# RCI 2079 Pianeta Maratea (Italy)



## myhottoddy (Mar 22, 2009)

Planning a trip to Italy Sept 2010, Has anyone been to Maratea recently that can provide info on the area, Unit 5100 Upper or lower apartment, driving distance fro Naples Airport, etc.  Worth a visit or waste of time.  Should we fly to Rome and tent a car or take the train to Maratea and try to rent a car locally?

Thanks,


----------



## alwysonvac (Mar 23, 2009)

There are reviews and photos on Tripadvisor - http://www.tripadvisor.com/Hotel_Re...dence_Pianeta_Maratea-Maratea_Basilicata.html

Here's a link to their website - http://www.pianetamaratea.com/ (click on the flag to view the page in English)

TUG Rating & Reviews - http://tug2.com/RnR/ResortsGrid.aspx?ResortName=Pianeta Maratea


----------



## Laurie (Mar 23, 2009)

I don't know your entire itinerary, but we did an exchange into this resort back in 2000. We flew into Rome where we picked up a pre-booked rental car. The autostrada drive south was easy - getting up the mountain to the resort took awhile. We didn't make it to Pianeta Maratea til after dark, and it wasn't so easy to find, but I would pre-book a rental car in any case - and major airports will give you better pricing.

Although Italy is about my favorite country and we've traveled there 4 times now and can't seem to get enough  - we didn't especially care for the location of this resort (nor our accommodations themselves) to warrant a whole week, and checked out early, to head for the "greener pastures" of Sorrento and the Amalfi coast for more days than we'd originally planned. If you haven't already, you can read my review here on TUG, it's the negative one - but it's dated, things may have improved over the past 9 years.

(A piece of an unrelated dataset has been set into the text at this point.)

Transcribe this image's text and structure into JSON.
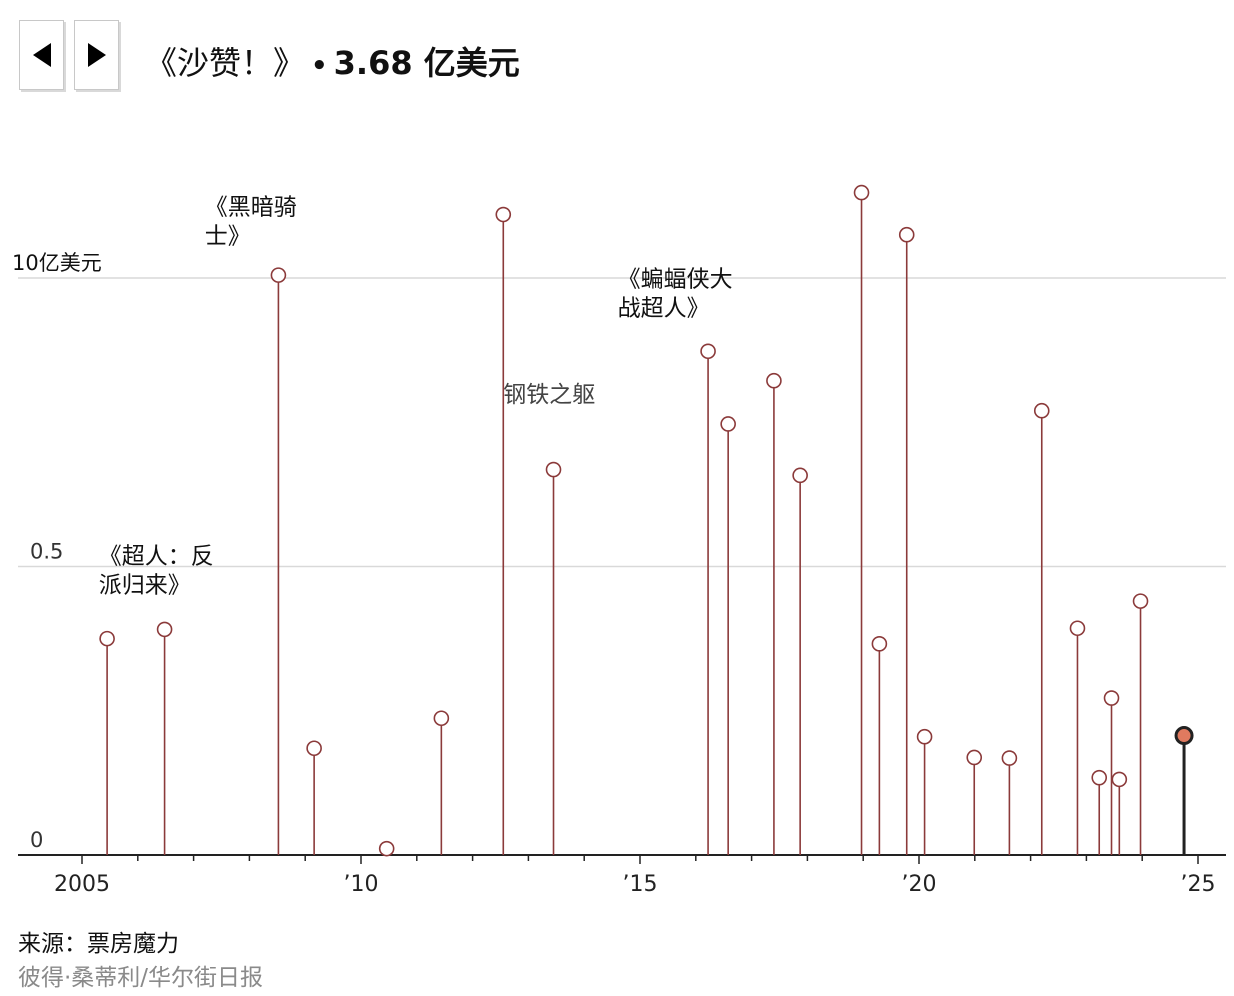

That said, Maratea is a very pretty medieval town, there are some other hill towns not too far away, and there's one excursion we didn't take from there that in retrospect, I wish we had - the ruins at Paestum.

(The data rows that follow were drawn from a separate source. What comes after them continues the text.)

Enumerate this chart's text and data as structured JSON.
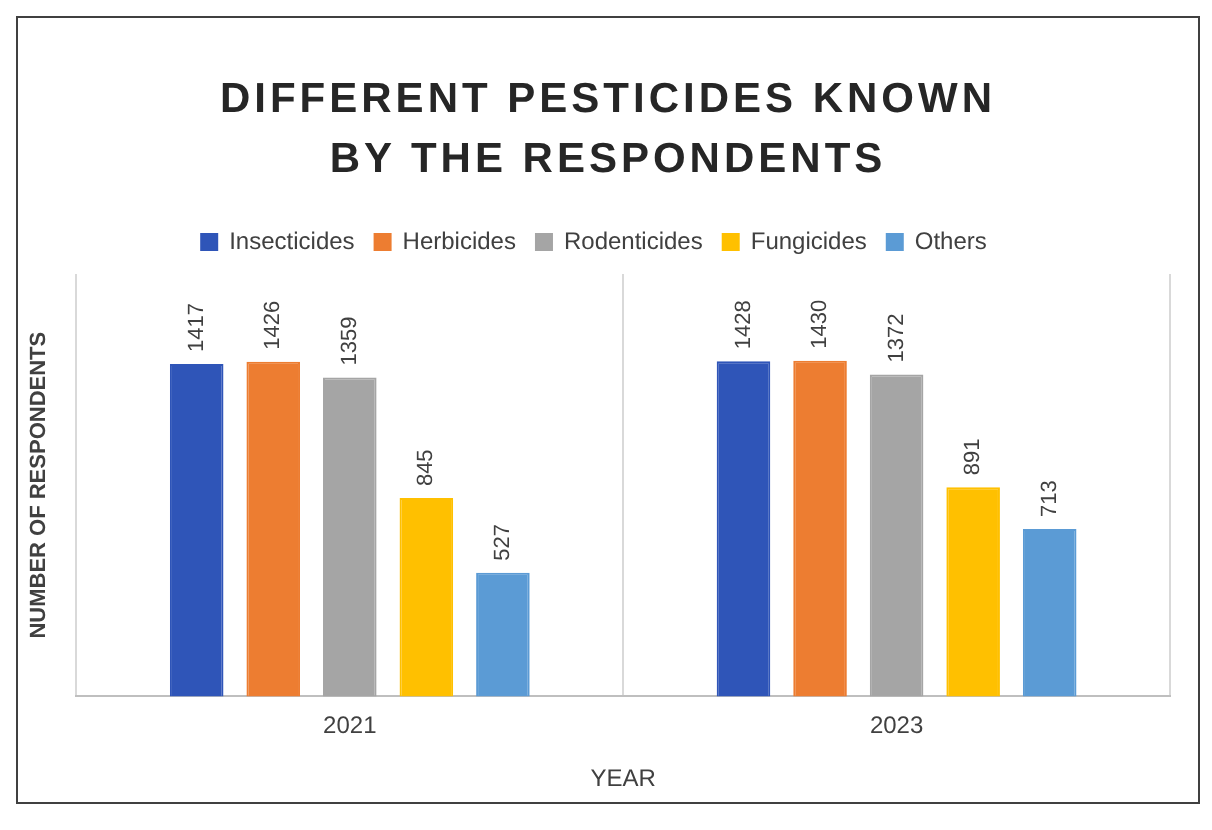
{
  "chart_data": {
    "type": "bar",
    "title": "DIFFERENT PESTICIDES KNOWN BY THE RESPONDENTS",
    "xlabel": "YEAR",
    "ylabel": "NUMBER OF RESPONDENTS",
    "categories": [
      "2021",
      "2023"
    ],
    "series": [
      {
        "name": "Insecticides",
        "color": "#2f55b8",
        "values": [
          1417,
          1428
        ]
      },
      {
        "name": "Herbicides",
        "color": "#ed7d31",
        "values": [
          1426,
          1430
        ]
      },
      {
        "name": "Rodenticides",
        "color": "#a5a5a5",
        "values": [
          1359,
          1372
        ]
      },
      {
        "name": "Fungicides",
        "color": "#ffc000",
        "values": [
          845,
          891
        ]
      },
      {
        "name": "Others",
        "color": "#5b9bd5",
        "values": [
          527,
          713
        ]
      }
    ],
    "data_labels": true,
    "legend": "top",
    "grid": "x"
  }
}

Beyond that: Pompeii, Herculaneum, Sorrento and the Amalfi coast are absolutely worth your time - a bit farther from Maratea and IMO you'd want to at least overnight. 

I also wish I'd been more persistent in getting our unit switched - ours wasn't satisfactory in many ways, and the resort seemed half-empty. Our last evening at dinner, we spoke to some other guests who did get a different unit on request. You may get one you're happy with right off the bat, but if you don't, request a switch - and if they're not responsive, keep asking until you find a staff person who will help you. The upper apartments should have better views (the best feature of this resort), and if they're still having "animation" aka loud entertainment, the farther away from that, the better IMO.

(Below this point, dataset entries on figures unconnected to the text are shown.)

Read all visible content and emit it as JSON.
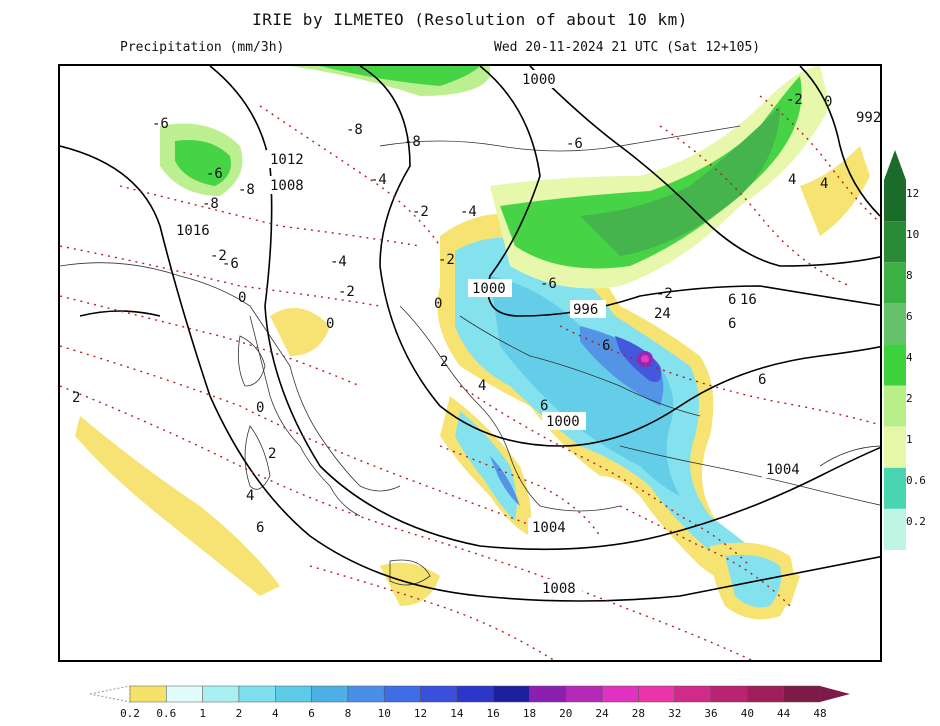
{
  "header": {
    "title": "IRIE by ILMETEO (Resolution of about 10 km)",
    "left_caption": "Precipitation (mm/3h)",
    "right_caption": "Wed 20-11-2024 21 UTC (Sat 12+105)"
  },
  "isobar_labels": [
    "1016",
    "1012",
    "1008",
    "1000",
    "996",
    "1000",
    "1004",
    "1008",
    "1000",
    "1004",
    "992"
  ],
  "temp_labels": [
    "-6",
    "-6",
    "-8",
    "-8",
    "-8",
    "-8",
    "-4",
    "-6",
    "-4",
    "-2",
    "-2",
    "-2",
    "-4",
    "-2",
    "-6",
    "-6",
    "-2",
    "0",
    "0",
    "0",
    "0",
    "0",
    "2",
    "2",
    "2",
    "4",
    "4",
    "4",
    "6",
    "6",
    "6",
    "6",
    "6",
    "4",
    "6",
    "24",
    "16",
    "-2"
  ],
  "precip_scale": {
    "vertical": {
      "ticks": [
        "12",
        "10",
        "8",
        "6",
        "4",
        "2",
        "1",
        "0.6",
        "0.2"
      ],
      "colors": [
        "#1b6b2a",
        "#2a8a35",
        "#3cb043",
        "#66c26a",
        "#3dd23d",
        "#b8ef8a",
        "#e6f7a8",
        "#48d5b0",
        "#bff5e3"
      ]
    },
    "horizontal": {
      "ticks": [
        "0.2",
        "0.6",
        "1",
        "2",
        "4",
        "6",
        "8",
        "10",
        "12",
        "14",
        "16",
        "18",
        "20",
        "24",
        "28",
        "32",
        "36",
        "40",
        "44",
        "48"
      ],
      "colors": [
        "#f6e26b",
        "#e2fbfb",
        "#a9f0f2",
        "#7ee0ee",
        "#5ccbe7",
        "#4fb0e6",
        "#4a8fe6",
        "#3f6de4",
        "#3a4fdc",
        "#2c36c8",
        "#1d1f9c",
        "#8a1fb0",
        "#b42ab8",
        "#e032c0",
        "#ea35a8",
        "#d02b88",
        "#b82470",
        "#9e1f5a",
        "#7e1a47"
      ]
    }
  }
}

Hope that helps - enjoy your trip!


----------



## Laurie (Mar 24, 2009)

Good sign - I read thru the tripadvisor reviews linked by alwysonvac above, and the bad ones were the earlier ones, the better ones the more recent - so it *does* sound like things at the resort have improved since our visit. Hope you'll report back to TUG on your return!


----------



## myhottoddy (Mar 24, 2009)

*Read the Reviews*

Laurie, Thanks for the tip on Trip Advisor, I have decided to wait until airline fairs are available for the travel dates (330 days out)  to confirm areservation.  $1,300 to $1,500 airfares from ABQ to FCO or higher to Naples do little to intice me.  We have a trip reserved to Playa Gramde in Cabo starting Dec 27, 2009 that will most likely be canceled due to air fare.

Tom


----------